Catholic Renewal describes changes in the Roman Catholic Church in the 20th century, which can be classified in three major areas: (1) the approach towards the Bible (from Latin Vulgate to comprehensive translations of critical editions of texts in original languages), (2) liturgical practices (from the liturgy in Latin to Mass in the contemporary language with the active engagement of lay faithful) and (3) the role of faith in Christian life (from an at times very formal and legal approach towards the church to emphasis on the catechumenate and acknowledging individual need for the experience of Divinity).

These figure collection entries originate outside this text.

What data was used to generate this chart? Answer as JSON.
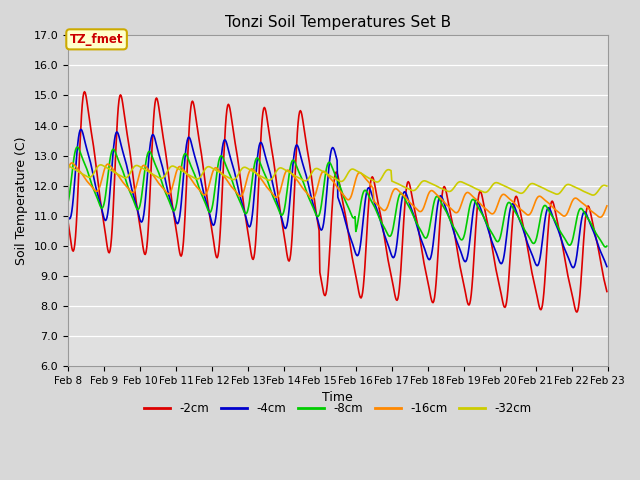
{
  "title": "Tonzi Soil Temperatures Set B",
  "xlabel": "Time",
  "ylabel": "Soil Temperature (C)",
  "ylim": [
    6.0,
    17.0
  ],
  "yticks": [
    6.0,
    7.0,
    8.0,
    9.0,
    10.0,
    11.0,
    12.0,
    13.0,
    14.0,
    15.0,
    16.0,
    17.0
  ],
  "xtick_labels": [
    "Feb 8",
    "Feb 9",
    "Feb 10",
    "Feb 11",
    "Feb 12",
    "Feb 13",
    "Feb 14",
    "Feb 15",
    "Feb 16",
    "Feb 17",
    "Feb 18",
    "Feb 19",
    "Feb 20",
    "Feb 21",
    "Feb 22",
    "Feb 23"
  ],
  "legend_labels": [
    "-2cm",
    "-4cm",
    "-8cm",
    "-16cm",
    "-32cm"
  ],
  "series_colors": [
    "#dd0000",
    "#0000cc",
    "#00cc00",
    "#ff8800",
    "#cccc00"
  ],
  "annotation_text": "TZ_fmet",
  "annotation_color": "#cc0000",
  "annotation_bg": "#ffffcc",
  "annotation_border": "#ccaa00",
  "background_color": "#e0e0e0",
  "plot_bg_color": "#d8d8d8",
  "grid_color": "#ffffff",
  "start_day": 8,
  "end_day": 23
}
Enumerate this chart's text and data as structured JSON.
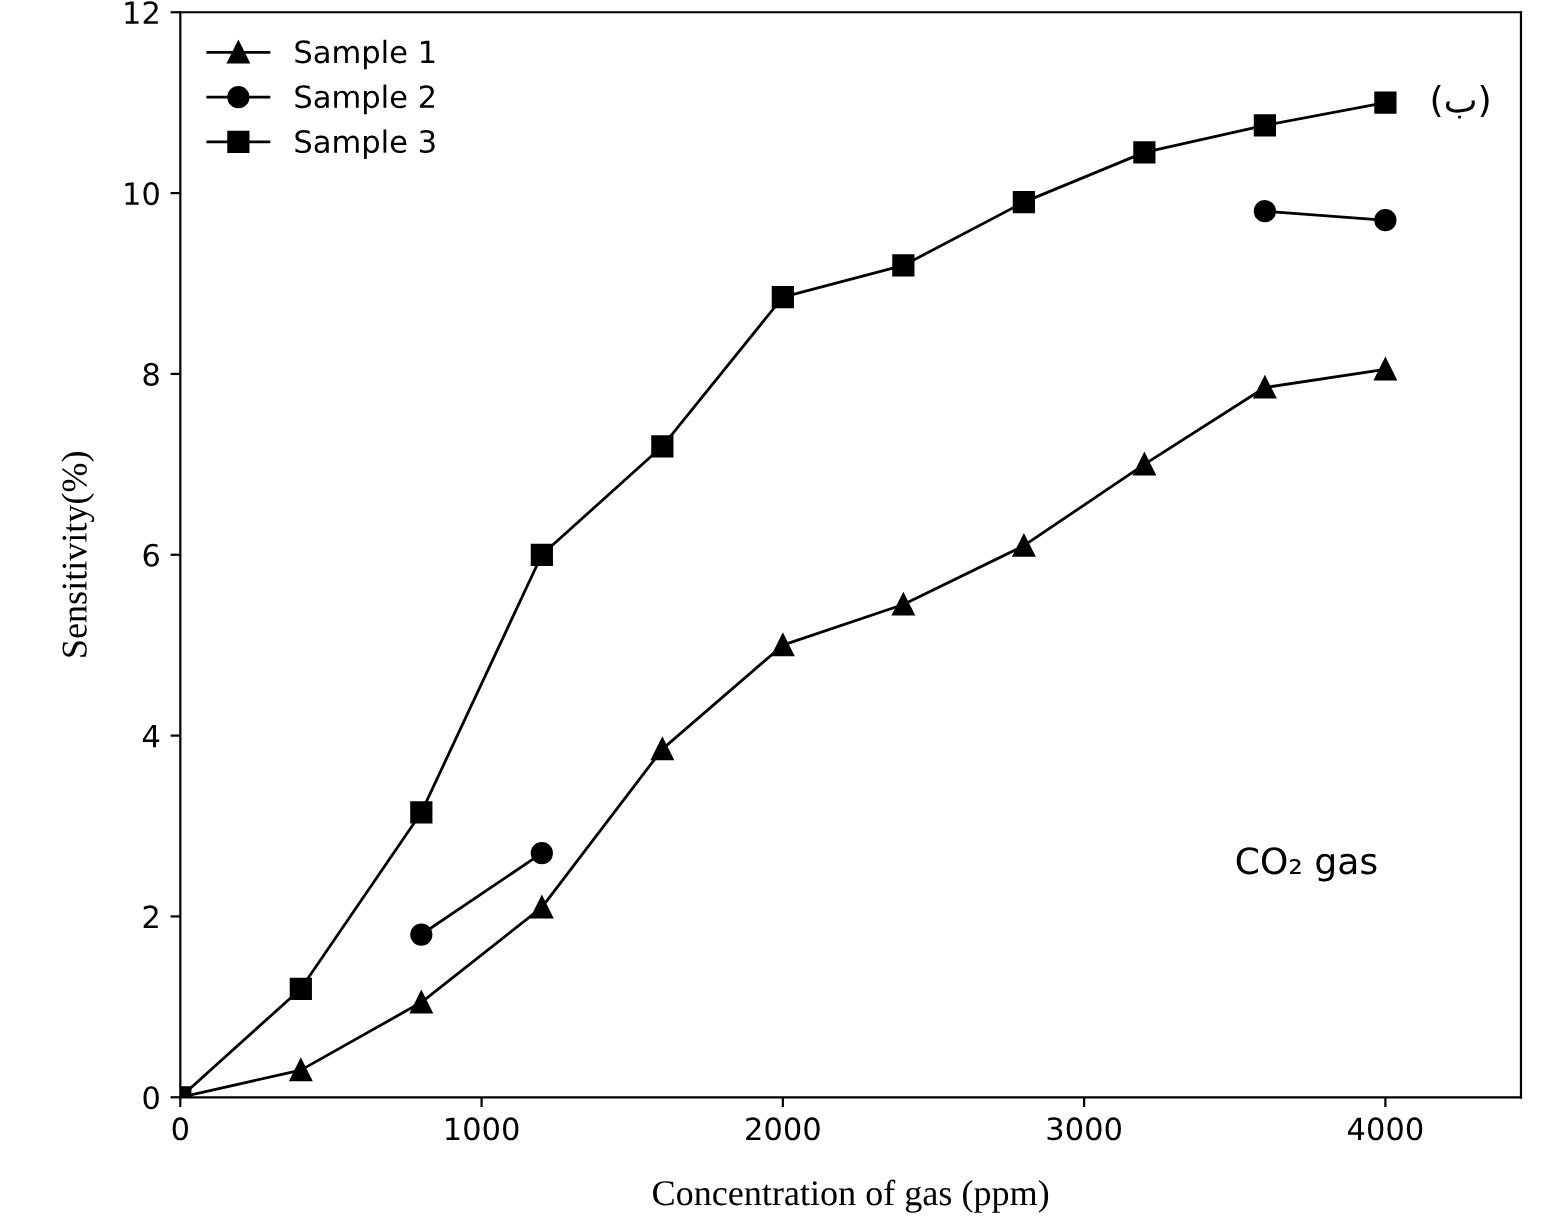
{
  "chart_data": {
    "type": "line",
    "xlabel": "Concentration of gas (ppm)",
    "ylabel": "Sensitivity(%)",
    "x": [
      0,
      400,
      800,
      1200,
      1600,
      2000,
      2400,
      2800,
      3200,
      3600,
      4000
    ],
    "series": [
      {
        "name": "Sample 1",
        "color": "#000000",
        "marker": "triangle",
        "values": [
          0,
          0.3,
          1.05,
          2.1,
          3.85,
          5.0,
          5.45,
          6.1,
          7.0,
          7.85,
          8.05
        ]
      },
      {
        "name": "Sample 2",
        "color": "#000000",
        "marker": "circle",
        "values": [
          null,
          null,
          1.8,
          2.7,
          null,
          null,
          null,
          null,
          null,
          9.8,
          9.7
        ]
      },
      {
        "name": "Sample 3",
        "color": "#000000",
        "marker": "square",
        "values": [
          0,
          1.2,
          3.15,
          6.0,
          7.2,
          8.85,
          9.2,
          9.9,
          10.45,
          10.75,
          11.0
        ]
      }
    ],
    "xlim": [
      0,
      4450
    ],
    "xticks": [
      0,
      1000,
      2000,
      3000,
      4000
    ],
    "ylim": [
      0,
      12
    ],
    "yticks": [
      0,
      2,
      4,
      6,
      8,
      10,
      12
    ],
    "annotations": [
      "(ب)",
      "CO₂ gas"
    ],
    "legend": "top left",
    "grid": false
  }
}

Biblical renewal started with Pope Pius XII's 1943 encyclical Divino afflante Spiritu after which Catholic translations of the Bible became based directly on the texts found in manuscripts in the original languages. Later documents (of which Dogmatic Constitution on Divine Revelation published as a result of the Second Vatican Council can be considered to be of special importance) were encouraged to provide versions of the Bible in the "mother tongues" of the faithful, and urged both clergy and laity to continue to make Bible study a central part of their lives.

Liturgical renewal was launched by the Second Vatican Council, emphasising that "the faithful should be led to that fully conscious and active participation in liturgical celebrations which is demanded by the very nature of the liturgy" (Constitution on the Sacred Liturgy).

Other Second Vatican Council documents, like the Dogmatic Constitution on the Church, can be considered to be the background for catechumenate renewal which was introduced in many Catholic particular churches in many forms soon after the Council (of which the Neocatechumenate is probably the best known), and for charismatic renewal which started in 1967.